Rituals and Legends

The vicuña has always been surrounded by an aura of mystery and magic: the Incas deeply respected the animals, believing they possessed supernatural powers.

In the days of the Incas the fibre was only gathered once every four years, following a precise ritual which was held at the end of the summer: the Chakku. Entire communities would gather, and huge throngs of 20 or 30 thousand men would encircle the chosen area, gradually corralling the animals into large shearing enclosures. After being sheared the animals would immediately be freed once more, under the watchful gaze of the Inca emperor, who personally attended the ceremony.

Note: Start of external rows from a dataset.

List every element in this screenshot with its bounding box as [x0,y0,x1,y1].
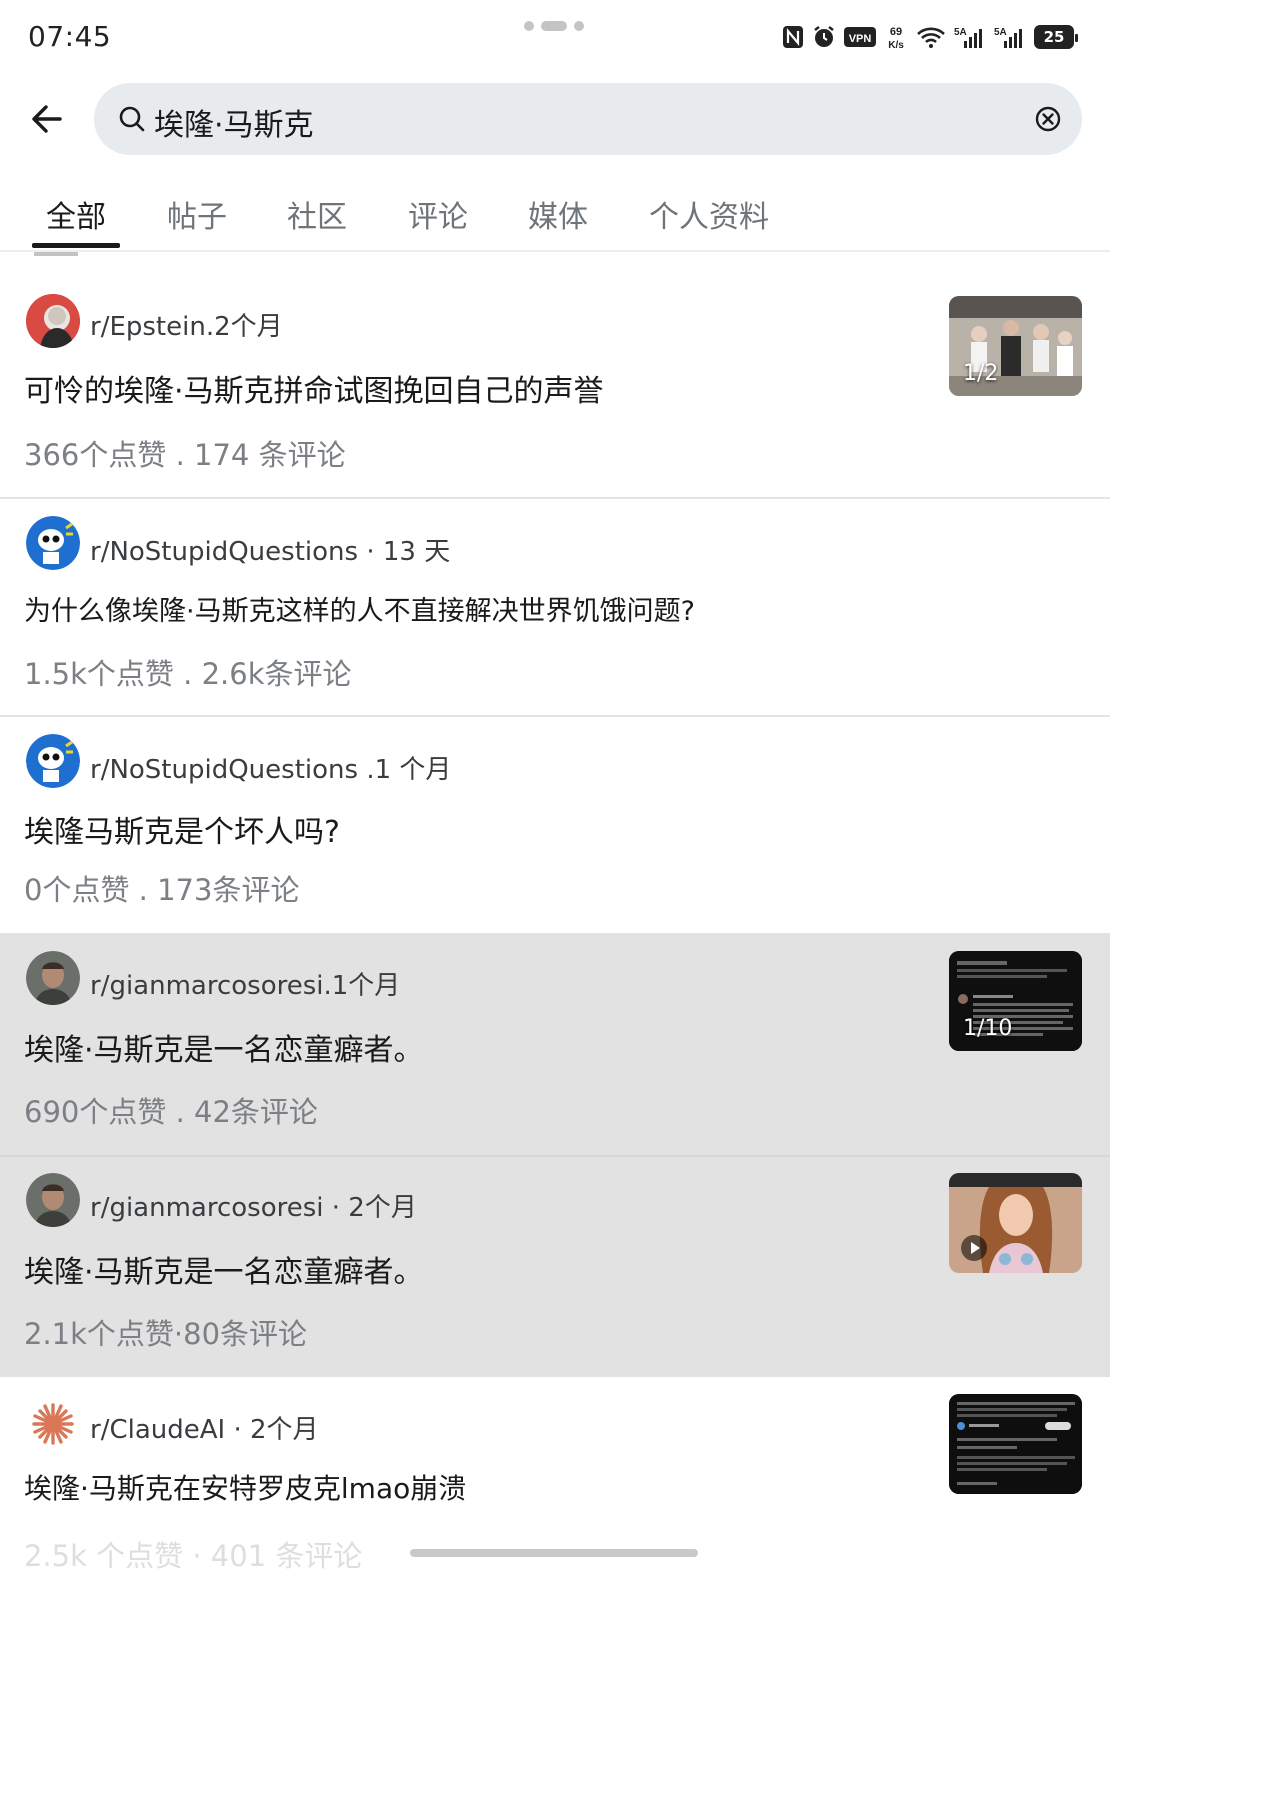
video-play-icon [961,1235,987,1261]
signal-icon: 5A [954,27,982,48]
post-title[interactable]: 埃隆·马斯克在安特罗皮克lmao崩溃 [24,1467,466,1507]
svg-text:K/s: K/s [888,40,904,50]
speed-icon: 69 K/s [888,26,904,50]
status-bar: 07:45 VPN 69 K/s 5A 5A 25 [0,0,1110,80]
post-stats: 0个点赞 . 173条评论 [24,873,300,907]
svg-text:69: 69 [890,26,902,38]
search-result-post[interactable]: r/Epstein.2个月 可怜的埃隆·马斯克拼命试图挽回自己的声誉 366个点… [0,270,1110,498]
post-community-meta[interactable]: r/Epstein.2个月 [90,306,283,343]
active-tab-indicator [32,243,120,248]
post-community-meta[interactable]: r/NoStupidQuestions .1 个月 [90,749,451,786]
post-community-meta[interactable]: r/ClaudeAI · 2个月 [90,1409,319,1446]
search-result-post[interactable]: r/gianmarcosoresi.1个月 埃隆·马斯克是一名恋童癖者。 690… [0,933,1110,1155]
tab-media[interactable]: 媒体 [528,192,588,236]
result-tabs: 全部 帖子 社区 评论 媒体 个人资料 [0,170,1110,252]
search-result-post[interactable]: r/NoStupidQuestions .1 个月 埃隆马斯克是个坏人吗? 0个… [0,717,1110,933]
clear-icon[interactable] [1034,105,1062,133]
camera-notch [524,21,584,31]
cropped-text-fragment [34,252,78,256]
svg-text:VPN: VPN [849,33,872,45]
tab-posts[interactable]: 帖子 [167,192,227,236]
battery-icon: 25 [1034,25,1078,49]
post-stats: 366个点赞 . 174 条评论 [24,438,346,472]
search-bar[interactable]: 埃隆·马斯克 [94,83,1082,155]
post-title[interactable]: 埃隆·马斯克是一名恋童癖者。 [24,1025,424,1069]
post-stats: 690个点赞 . 42条评论 [24,1095,318,1129]
search-icon [119,106,145,132]
post-thumbnail[interactable] [949,1394,1082,1494]
back-arrow-icon [32,105,62,133]
community-avatar [26,1173,80,1227]
search-input[interactable]: 埃隆·马斯克 [154,100,314,144]
nfc-icon [783,26,803,48]
post-thumbnail[interactable]: 1/2 [949,296,1082,396]
wifi-icon [917,27,945,48]
svg-text:5A: 5A [954,27,967,38]
claude-logo-avatar [26,1397,80,1451]
back-button[interactable] [26,98,70,142]
search-result-post[interactable]: r/ClaudeAI · 2个月 埃隆·马斯克在安特罗皮克lmao崩溃 2.5k… [0,1377,1110,1573]
svg-text:5A: 5A [994,27,1007,38]
community-avatar [26,294,80,348]
post-title[interactable]: 埃隆马斯克是个坏人吗? [24,807,340,851]
post-thumbnail[interactable] [949,1173,1082,1273]
search-result-post[interactable]: r/NoStupidQuestions · 13 天 为什么像埃隆·马斯克这样的… [0,499,1110,715]
search-result-post[interactable]: r/gianmarcosoresi · 2个月 埃隆·马斯克是一名恋童癖者。 2… [0,1157,1110,1377]
post-community-meta[interactable]: r/gianmarcosoresi.1个月 [90,965,400,1002]
status-icons: VPN 69 K/s 5A 5A 25 [782,24,1078,50]
post-community-meta[interactable]: r/NoStupidQuestions · 13 天 [90,531,450,568]
tab-all[interactable]: 全部 [46,192,106,236]
tab-communities[interactable]: 社区 [287,192,347,236]
image-count-badge: 1/10 [963,1016,1013,1041]
community-avatar [26,516,80,570]
home-indicator[interactable] [410,1549,698,1557]
post-stats: 2.5k 个点赞 · 401 条评论 [24,1539,363,1573]
alarm-icon [814,26,834,47]
post-stats: 1.5k个点赞 . 2.6k条评论 [24,657,352,691]
community-avatar [26,951,80,1005]
post-title[interactable]: 为什么像埃隆·马斯克这样的人不直接解决世界饥饿问题? [24,589,695,628]
post-thumbnail[interactable]: 1/10 [949,951,1082,1051]
community-avatar [26,734,80,788]
vpn-icon: VPN [844,27,876,47]
status-time: 07:45 [28,20,112,53]
tab-comments[interactable]: 评论 [408,192,468,236]
post-community-meta[interactable]: r/gianmarcosoresi · 2个月 [90,1187,417,1224]
post-title[interactable]: 可怜的埃隆·马斯克拼命试图挽回自己的声誉 [24,366,604,410]
signal-icon: 5A [994,27,1022,48]
image-count-badge: 1/2 [963,361,999,386]
post-stats: 2.1k个点赞·80条评论 [24,1317,308,1351]
post-title[interactable]: 埃隆·马斯克是一名恋童癖者。 [24,1247,424,1291]
tab-profiles[interactable]: 个人资料 [649,192,769,236]
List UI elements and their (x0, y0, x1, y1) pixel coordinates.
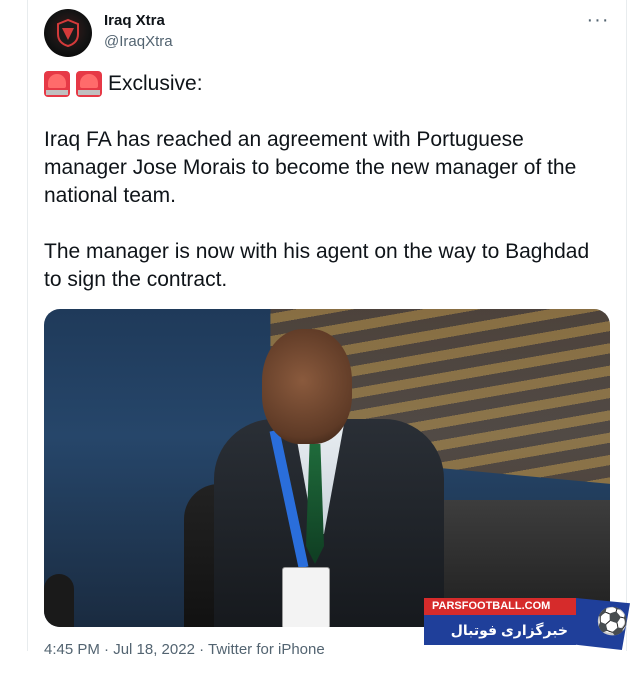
tweet-text: Exclusive: Iraq FA has reached an agreem… (44, 70, 604, 294)
tweet-line-exclusive: Exclusive: (44, 70, 604, 98)
author-name[interactable]: Iraq Xtra (104, 12, 165, 29)
manager-head (262, 329, 352, 444)
rotating-light-icon (76, 71, 102, 97)
accreditation-badge (282, 567, 330, 627)
tweet-photo[interactable] (44, 309, 610, 627)
tweet-timestamp[interactable]: 4:45 PM · Jul 18, 2022 · Twitter for iPh… (44, 641, 325, 658)
tweet-card: Iraq Xtra @IraqXtra ··· Exclusive: Iraq … (27, 0, 627, 658)
tweet-paragraph: The manager is now with his agent on the… (44, 240, 590, 291)
watermark-site: PARSFOOTBALL.COM (424, 598, 576, 615)
tweet-paragraph: Iraq FA has reached an agreement with Po… (44, 128, 577, 207)
background-person (44, 574, 74, 627)
iraq-xtra-logo-icon (57, 18, 79, 48)
avatar[interactable] (44, 9, 92, 57)
more-horizontal-icon[interactable]: ··· (586, 10, 610, 35)
parsfootball-logo-icon: ⚽ (576, 598, 630, 650)
tweet-header: Iraq Xtra @IraqXtra ··· (44, 9, 610, 59)
parsfootball-watermark: PARSFOOTBALL.COM خبرگزاری فوتبال ایران ⚽ (424, 598, 630, 668)
author-handle[interactable]: @IraqXtra (104, 33, 173, 50)
exclusive-label: Exclusive: (108, 72, 203, 95)
rotating-light-icon (44, 71, 70, 97)
watermark-tagline: خبرگزاری فوتبال ایران (424, 615, 576, 668)
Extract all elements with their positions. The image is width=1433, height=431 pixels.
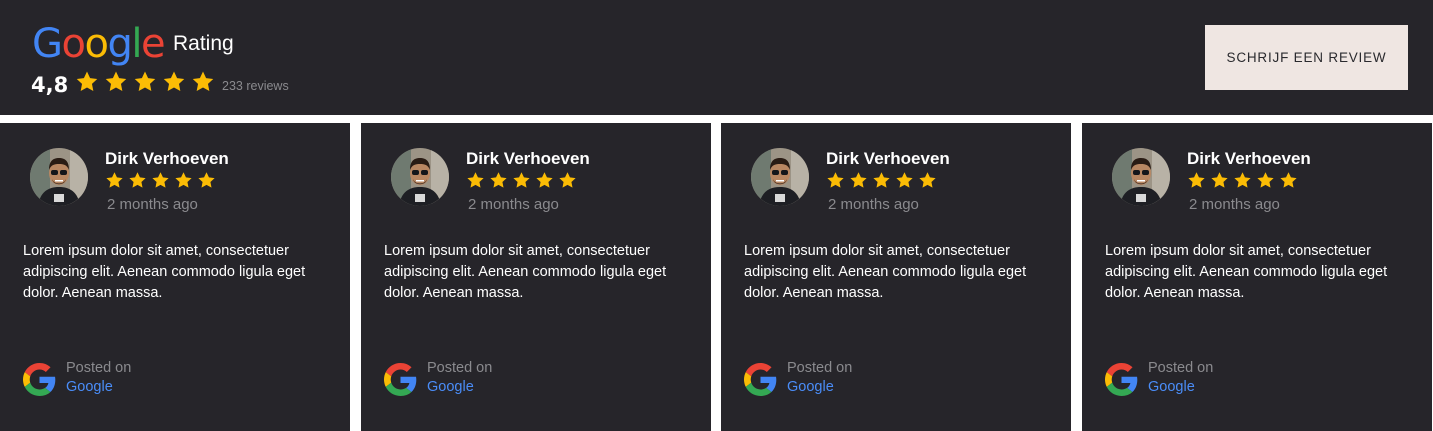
rating-label: Rating: [173, 32, 234, 55]
logo-letter: g: [107, 21, 132, 67]
review-time: 2 months ago: [828, 196, 919, 213]
review-stars: [826, 171, 937, 190]
star-icon: [849, 171, 868, 190]
header-stars: [75, 70, 215, 94]
review-stars: [105, 171, 216, 190]
reviewer-name: Dirk Verhoeven: [466, 149, 590, 168]
avatar: [30, 148, 88, 206]
star-icon: [174, 171, 193, 190]
star-icon: [105, 171, 124, 190]
review-count: 233 reviews: [222, 79, 289, 93]
star-icon: [466, 171, 485, 190]
avatar: [751, 148, 809, 206]
posted-on-label: Posted on: [427, 360, 493, 376]
review-stars: [466, 171, 577, 190]
google-g-icon: [1105, 363, 1138, 396]
star-icon: [558, 171, 577, 190]
posted-on-label: Posted on: [66, 360, 132, 376]
review-time: 2 months ago: [1189, 196, 1280, 213]
review-text: Lorem ipsum dolor sit amet, consectetuer…: [1105, 243, 1388, 301]
star-icon: [162, 70, 186, 94]
rating-header: Google Rating 4,8 233 reviews SCHRIJF EE…: [0, 0, 1433, 115]
star-icon: [1187, 171, 1206, 190]
star-icon: [872, 171, 891, 190]
star-icon: [104, 70, 128, 94]
review-text: Lorem ipsum dolor sit amet, consectetuer…: [23, 243, 306, 301]
posted-source-link[interactable]: Google: [427, 378, 474, 397]
posted-on-label: Posted on: [787, 360, 853, 376]
reviewer-name: Dirk Verhoeven: [1187, 149, 1311, 168]
logo-letter: l: [131, 21, 142, 67]
google-g-icon: [23, 363, 56, 396]
star-icon: [918, 171, 937, 190]
posted-source-link[interactable]: Google: [66, 378, 113, 397]
star-icon: [133, 70, 157, 94]
review-card: Dirk Verhoeven 2 months ago Lorem ipsum …: [721, 123, 1071, 431]
star-icon: [128, 171, 147, 190]
google-g-icon: [384, 363, 417, 396]
star-icon: [489, 171, 508, 190]
review-card: Dirk Verhoeven 2 months ago Lorem ipsum …: [0, 123, 350, 431]
star-icon: [197, 171, 216, 190]
star-icon: [826, 171, 845, 190]
star-icon: [75, 70, 99, 94]
star-icon: [895, 171, 914, 190]
avatar: [391, 148, 449, 206]
review-card: Dirk Verhoeven 2 months ago Lorem ipsum …: [361, 123, 711, 431]
write-review-button[interactable]: SCHRIJF EEN REVIEW: [1205, 25, 1408, 90]
logo-letter: G: [32, 21, 63, 67]
review-time: 2 months ago: [468, 196, 559, 213]
logo-letter: o: [61, 21, 86, 67]
star-icon: [1233, 171, 1252, 190]
posted-on-label: Posted on: [1148, 360, 1214, 376]
rating-score: 4,8: [31, 73, 69, 97]
reviewer-name: Dirk Verhoeven: [826, 149, 950, 168]
star-icon: [1210, 171, 1229, 190]
posted-source-link[interactable]: Google: [1148, 378, 1195, 397]
avatar: [1112, 148, 1170, 206]
review-stars: [1187, 171, 1298, 190]
posted-source-link[interactable]: Google: [787, 378, 834, 397]
review-text: Lorem ipsum dolor sit amet, consectetuer…: [744, 243, 1027, 301]
star-icon: [1256, 171, 1275, 190]
logo-letter: e: [140, 21, 166, 67]
star-icon: [151, 171, 170, 190]
review-card: Dirk Verhoeven 2 months ago Lorem ipsum …: [1082, 123, 1432, 431]
star-icon: [535, 171, 554, 190]
reviewer-name: Dirk Verhoeven: [105, 149, 229, 168]
star-icon: [191, 70, 215, 94]
star-icon: [512, 171, 531, 190]
google-g-icon: [744, 363, 777, 396]
star-icon: [1279, 171, 1298, 190]
review-time: 2 months ago: [107, 196, 198, 213]
logo-letter: o: [84, 21, 108, 67]
google-logo: Google: [32, 21, 166, 67]
review-text: Lorem ipsum dolor sit amet, consectetuer…: [384, 243, 667, 301]
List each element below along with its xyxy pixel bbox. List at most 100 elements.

In Peru the fleeces are still harvested according to the ancient traditions of the Chakku. Hundreds of men and women gather on the mountain plateaus to celebrate this special day with traditional dances and songs. Holding a rope that is more than 2,000 metres long, decorated with colourful pennants and streamers, they surround the vicuñas and herd them into the shearing pens. Here the campesinos carefully select the animals, immediately freeing the younger ones and those not ready for shearing. Those deemed suitable are gently made to lie on a mat and sheared as quickly as possible so that they can be freed immediately.

Before the Chakku, the local people celebrate the pagapu, an ancient ceremony honouring Pachamama, Mother Earth, and the Andean divinities that protect their animals. The village chiefs start the celebration by giving thanks to the Gods, drinking ceremonial wine and singing prayers, keeping the ancient Inca traditions alive.